Two astronomical treatises are bound together in this volume, first a collection of tracts by the Venerable Bede on dating systems and calendar reform, second a mathematical account of planetary motions by Sebastian Münster. Readers could calculate the position of heavenly bodies by using Münster's elegantly designed and brilliantly colored volvelles, rotating dials and pointers calibrated like slide rules and attached by threads to the leaves, which contained the instructions. This copy was owned by two famous astronomers, Peter Crüger (1580–1639) and Johannes Hevelius (1611–1687), who built the most advanced observatory of his day and used it to make lunar maps of unprecedented detail and accuracy.
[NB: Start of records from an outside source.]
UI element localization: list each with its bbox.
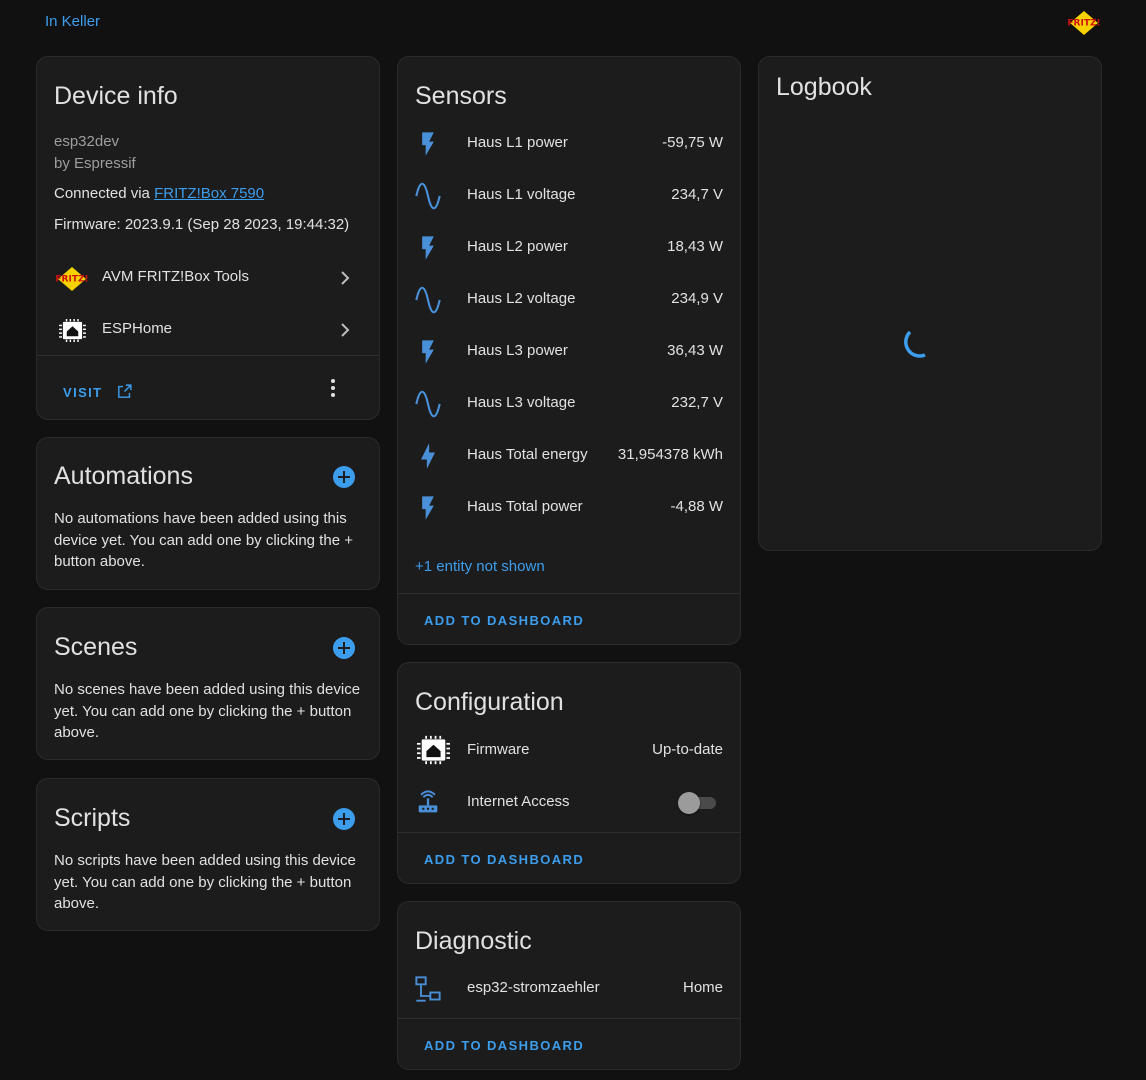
esphome-icon [59,319,86,342]
config-value: Up-to-date [652,741,723,758]
sensor-label: Haus L3 power [467,342,568,359]
flash-icon [414,338,442,366]
more-entities-link[interactable]: +1 entity not shown [415,558,545,575]
config-row-internet-access[interactable]: Internet Access [398,779,740,827]
top-bar: In Keller [0,0,1146,44]
add-scene-button[interactable] [333,637,355,659]
configuration-card: Configuration Firmware Up-to-date Intern… [397,662,741,884]
more-menu-button[interactable] [321,376,345,400]
visit-label: VISIT [63,385,103,400]
router-wireless-icon [414,789,442,817]
scripts-card: Scripts No scripts have been added using… [36,778,380,931]
sensor-value: 31,954378 kWh [617,446,723,463]
integration-row-esphome[interactable]: ESPHome [37,306,379,354]
esphome-icon [417,734,450,766]
chevron-right-icon [337,320,353,340]
card-title: Device info [54,82,178,110]
config-label: Internet Access [467,793,570,810]
diagnostic-card: Diagnostic esp32-stromzaehler Home ADD T… [397,901,741,1070]
sensor-row[interactable]: Haus Total energy 31,954378 kWh [398,432,740,480]
automations-empty-text: No automations have been added using thi… [54,510,353,570]
divider [37,355,379,356]
logbook-card: Logbook [758,56,1102,551]
sensor-value: 18,43 W [667,238,723,255]
sensor-row[interactable]: Haus L3 power 36,43 W [398,328,740,376]
flash-icon [414,130,442,158]
connected-via-link[interactable]: FRITZ!Box 7590 [154,185,264,202]
lightning-bolt-icon [414,442,442,470]
fritz-logo-icon [1068,10,1100,36]
area-link[interactable]: In Keller [45,13,100,30]
device-info-card: Device info esp32dev by Espressif Connec… [36,56,380,420]
fritz-logo-icon [56,266,88,292]
diagnostic-row[interactable]: esp32-stromzaehler Home [398,965,740,1013]
diagnostic-label: esp32-stromzaehler [467,979,600,996]
automations-card: Automations No automations have been add… [36,437,380,590]
card-title: Automations [54,462,193,490]
divider [398,832,740,833]
flash-icon [414,494,442,522]
divider [398,1018,740,1019]
divider [398,593,740,594]
sensor-row[interactable]: Haus L2 power 18,43 W [398,224,740,272]
flash-icon [414,234,442,262]
sensor-row[interactable]: Haus L2 voltage 234,9 V [398,276,740,324]
card-title: Scripts [54,804,131,832]
scenes-empty-text: No scenes have been added using this dev… [54,681,361,741]
sensor-row[interactable]: Haus L1 voltage 234,7 V [398,172,740,220]
spinner-icon [904,330,926,358]
sensor-row[interactable]: Haus L3 voltage 232,7 V [398,380,740,428]
sensor-value: 234,9 V [671,290,723,307]
device-manufacturer: by Espressif [54,155,136,172]
config-row-firmware[interactable]: Firmware Up-to-date [398,727,740,775]
add-to-dashboard-button[interactable]: ADD TO DASHBOARD [424,852,584,867]
sensor-label: Haus L2 power [467,238,568,255]
open-in-new-icon [116,383,133,400]
integration-label: AVM FRITZ!Box Tools [102,268,249,285]
sensor-label: Haus Total power [467,498,583,515]
scenes-card: Scenes No scenes have been added using t… [36,607,380,760]
firmware-info: Firmware: 2023.9.1 (Sep 28 2023, 19:44:3… [54,216,350,233]
card-title: Logbook [776,73,872,101]
sensor-label: Haus L2 voltage [467,290,576,307]
sensor-value: -4,88 W [670,498,723,515]
internet-access-toggle[interactable] [678,792,718,814]
sensor-row[interactable]: Haus Total power -4,88 W [398,484,740,532]
scripts-empty-text: No scripts have been added using this de… [54,852,356,912]
sensor-value: 234,7 V [671,186,723,203]
card-title: Sensors [415,82,507,110]
sine-wave-icon [414,286,442,314]
chevron-right-icon [337,268,353,288]
connected-via: Connected via FRITZ!Box 7590 [54,185,264,202]
sensor-label: Haus L1 voltage [467,186,576,203]
sensors-card: Sensors Haus L1 power -59,75 W Haus L1 v… [397,56,741,645]
card-title: Diagnostic [415,927,532,955]
card-title: Configuration [415,688,564,716]
add-to-dashboard-button[interactable]: ADD TO DASHBOARD [424,613,584,628]
visit-button[interactable]: VISIT [63,380,125,400]
add-automation-button[interactable] [333,466,355,488]
sensor-label: Haus Total energy [467,446,588,463]
card-title: Scenes [54,633,138,661]
sine-wave-icon [414,390,442,418]
config-label: Firmware [467,741,530,758]
sensor-value: -59,75 W [662,134,723,151]
integration-row-fritz[interactable]: AVM FRITZ!Box Tools [37,254,379,302]
sensor-row[interactable]: Haus L1 power -59,75 W [398,120,740,168]
sine-wave-icon [414,182,442,210]
sensor-value: 36,43 W [667,342,723,359]
add-to-dashboard-button[interactable]: ADD TO DASHBOARD [424,1038,584,1053]
sensor-label: Haus L1 power [467,134,568,151]
toggle-knob [678,792,700,814]
device-model: esp32dev [54,133,120,150]
diagnostic-value: Home [682,979,723,996]
connected-via-label: Connected via [54,185,155,202]
add-script-button[interactable] [333,808,355,830]
sensor-value: 232,7 V [671,394,723,411]
lan-icon [414,975,442,1003]
sensor-label: Haus L3 voltage [467,394,576,411]
integration-label: ESPHome [102,320,173,337]
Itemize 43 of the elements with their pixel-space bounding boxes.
vargas thumbnail Binding. Francisco de Vargas Mejia (1484–1560). Lettres et memoires de François de Vargas, de Pierre de Malvenda, et de quelques evêques d'Espagne touchant le concile de Trente. Translated and edited by Michel Le Vassor. Amsterdam: Chez Pierre Brunel, 1699. PML 195033. Purchased on the Gordon N. Ray Fund, 2008.

Le Vassor dedicated his translation of Vargas's Lettres et memoires to the English statesman William Trumbull, who had allowed him to consult manuscripts about the Council of Trent in the Trumbull family library. This is the dedication copy in an elegant gold-tooled red morocco presentation binding by the Double Drawer Handle Bindery, thought to have been the "most important Amsterdam workshop of the eighteenth century." Since Le Vassor would have sent Trumbull this copy as soon as the book was published, he must have commissioned the binding in or soon after 1699, just a year or two after this workshop had been established.